Presidindo a mesa de abertura, o deputado estadual Carlos Minc, deu início aos debates, juntamente com os demais participantes, entre os quais o presidente da Ajuferjes, juiz federal Wilson José Witzel; o secretário Estadual de meio ambiente, André Correa; o ministro do Superior Tribunal de Justiça (STJ) e diretor do Centro de Estudos Judiciários (CEJ), Og Fernandes; o desembargador federal do Tribunal Federal Regional da 2a Região (TRF2) André Fontes; o promotor de justiça e presidente da Associação do Ministério Público do Estado do Rio de Janeiro (Amperj), Luciano Oliveira Mattos de Souza; e o prefeito de Itaguaí, Weslei Pereira. Em sua apresentação, o deputado Carlos Minc criticou a falta de empenho do Poder Público no Brasil em relação às questões ambientais e mencionou a isenção do chamado Imposto sobre Circulação de Mercadorias e Serviços (ICMS) ecológico, cuja finalidade é incentivar as prefeituras a implementarem políticas públicas protetivas. Já o juiz federal Wilson José Witzel explanou sobre o processo de “judicialização” da política no Brasil, isto é, há uma tendência de simbiose entre a justiça brasileira e as políticas públicas do Estado. “Há uma necessidade de reflexão acerca do papel do Poder Judiciário sobre as demandas atuais, pois os magistrados estão tendo, cada vez mais, uma visão plural sobre o exercício do cargo, nos aspectos políticos, sociais, ambientais, etc. Estamos trocando debates ideológicos e políticos por agressões verbais, levando as questões relevantes para longe de onde deveriam estar, já que o Poder Judiciário serve para pacificar conflitos, e não o contrário” – afirmou.

Para o secretário estadual de meio ambiente, André Correa, é necessário que haja uma construção de novas formas de se conduzir as questões ambientais. “Sou a favor da implementação de mecanismos jurídicos de segurança privada para preservação ambiental, com o apoio do legislador e da justiça brasileira.
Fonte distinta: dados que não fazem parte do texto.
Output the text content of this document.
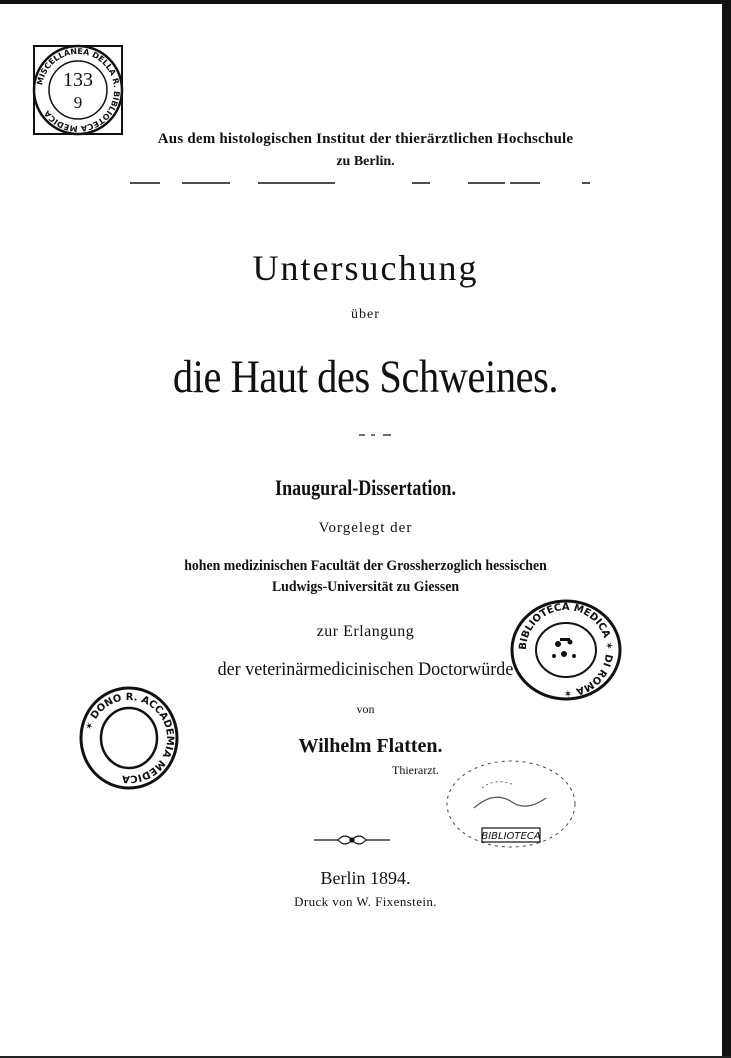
MISCELLANEA DELLA R. BIBLIOTECA MEDICA
133
9
Aus dem histologischen Institut der thierärztlichen Hochschule
zu Berlin.
Untersuchung
über
die Haut des Schweines.
Inaugural-Dissertation.
Vorgelegt der
hohen medizinischen Facultät der Grossherzoglich hessischen
Ludwigs-Universität zu Giessen
zur Erlangung
der veterinärmedicinischen Doctorwürde
von
Wilhelm Flatten.
Thierarzt.
BIBLIOTECA MEDICA ✶ DI ROMA ✶
✶ DONO R. ACCADEMIA MEDICA
BIBLIOTECA
Berlin 1894.
Druck von W. Fixenstein.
Estamos implementando parcerias público-privadas, mas ainda temos que superar questões passadas como a (da despoluição) da Baía de Guanabara, que hoje é fruto do descrédito popular” – desenvolveu. O ministro do STJ Og Fernandes, discursou brevemente sobre os desafios enfrentados pelas novas gerações. “É preciso olhar o futuro, afinal, somos todos sujeito e objeto de nossas ações” – concluiu. O promotor de justiça Luciano Mattos destacou o trabalho do Ministério Público contra os crimes ambientais, mas criticou a legislação que altera os paradigmas de atuação da instituição, em casos em que são configurados riscos de danos, em face dos direitos difusos. “Deve-se prosseguir nas realizações em âmbito ambiental, social e de cidadania. Porém, há entraves, como a proposição da Lei no 233/2015, que dispõe sobre o inquérito civil, e impõe uma série de restrições à atuação do Ministério Público. Penso que o inquérito civil tem que ser pensado como instrumento de solução de conflitos, para desafogar o Judiciário e, por isso, o texto da lei deve ser aperfeiçoado. Um exemplo seria a fixação de prazo de encerramento das investigações, que passou de seis meses para um ano. Como investigar neste tempo?” – indagou.
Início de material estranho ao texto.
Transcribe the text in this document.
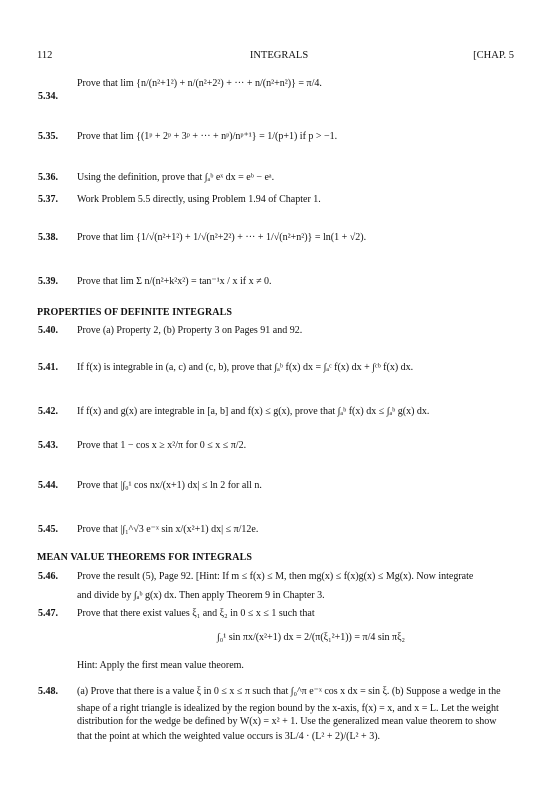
112	INTEGRALS	[CHAP. 5
5.34.
Prove that lim {n/(n²+1²) + n/(n²+2²) + ··· + n/(n²+n²)} = π/4.
5.35. Prove that lim {(1ᵖ + 2ᵖ + 3ᵖ + ··· + nᵖ)/nᵖ⁺¹} = 1/(p+1) if p > −1.
5.36. Using the definition, prove that ∫ₐᵇ eˣ dx = eᵇ − eᵃ.
5.37. Work Problem 5.5 directly, using Problem 1.94 of Chapter 1.
5.38. Prove that lim {1/√(n²+1²) + 1/√(n²+2²) + ··· + 1/√(n²+n²)} = ln(1 + √2).
5.39. Prove that lim Σ n/(n²+k²x²) = tan⁻¹x / x if x ≠ 0.
PROPERTIES OF DEFINITE INTEGRALS
5.40. Prove (a) Property 2, (b) Property 3 on Pages 91 and 92.
5.41. If f(x) is integrable in (a, c) and (c, b), prove that ∫ₐᵇ f(x) dx = ∫ₐᶜ f(x) dx + ∫ᶜᵇ f(x) dx.
5.42. If f(x) and g(x) are integrable in [a, b] and f(x) ≤ g(x), prove that ∫ₐᵇ f(x) dx ≤ ∫ₐᵇ g(x) dx.
5.43. Prove that 1 − cos x ≥ x²/π for 0 ≤ x ≤ π/2.
5.44. Prove that |∫₀¹ cos nx/(x+1) dx| ≤ ln 2 for all n.
5.45. Prove that |∫₁^√3 e⁻ˣ sin x/(x²+1) dx| ≤ π/12e.
MEAN VALUE THEOREMS FOR INTEGRALS
5.46. Prove the result (5), Page 92. [Hint: If m ≤ f(x) ≤ M, then mg(x) ≤ f(x)g(x) ≤ Mg(x). Now integrate
and divide by ∫ₐᵇ g(x) dx. Then apply Theorem 9 in Chapter 3.
5.47. Prove that there exist values ξ₁ and ξ₂ in 0 ≤ x ≤ 1 such that
∫₀¹ sin πx/(x²+1) dx = 2/(π(ξ₁²+1)) = π/4 sin πξ₂
Hint: Apply the first mean value theorem.
5.48. (a) Prove that there is a value ξ in 0 ≤ x ≤ π such that ∫₀^π e⁻ˣ cos x dx = sin ξ. (b) Suppose a wedge in the
shape of a right triangle is idealized by the region bound by the x-axis, f(x) = x, and x = L. Let the weight
distribution for the wedge be defined by W(x) = x² + 1. Use the generalized mean value theorem to show
that the point at which the weighted value occurs is 3L/4 · (L² + 2)/(L² + 3).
Abordando o tema “Direito Fundamental ao Meio Ambiente”, a primeira palestra teve como porta-voz o desembargador Ingo Wolfgang Sarlet, do TJ/RS.Segundo ele, há uma tendência de consolidação dos conceitos de meio ambiente e da justiça social nas constituições mundiais, através de instrumentos e garantias legitimadas. “A Constituição Federal de 1988 trouxe aspectos novos e importantes neste aspecto, embora a realidade doméstica seja complexa. O Estado socioambiental está centrado na questão ideológica, e não trilha esse caminho, porque não se estabelece uma hierarquia em termos de prioridades. Não existe, por exemplo, o direito ambiental do trabalho, pois o foco está apenas no trabalhador. A consequência disto acaba sendo o exagero, isto é, uma responsabilização exagerada do empregador. Não é questão de semântica, mas implica numa concordância prática da lei, ao se adequar demandas simultâneas. A judicialização da proteção do meio ambiente no Brasil é uma questão pré-constitucional: envolve a positivação para sua adequação. A subjetivação ou não do direito fundamental parece um limite quase irrelevante, pois, para a sua admissão e eficácia, existem os atos normativos, que determinam sua aplicação. Para o jurista, não é fácil lidar com essa questão, pois a riqueza dos programas normativos é heterogênea. O juiz pode até exigir o estudo de impactos ambientais, mas não pode ser fundamentalista, porque nenhum magistrado é super-herói, apenas cumpre o seu trabalho. A exigência de restrição ao direito fundamental, seja qual for, deve ser feita por lei, no sentido formal e material. A proteção ambiental não pode ser feita às custas do Estado Democrático de Direito, nem seguindo regras de instituições como o Ibama. No entanto, cada vez menos, as causas ambientais são patrocinadas pela sociedade civil. Quantas ações populares e ambientais foram propostas até hoje?” – questiona.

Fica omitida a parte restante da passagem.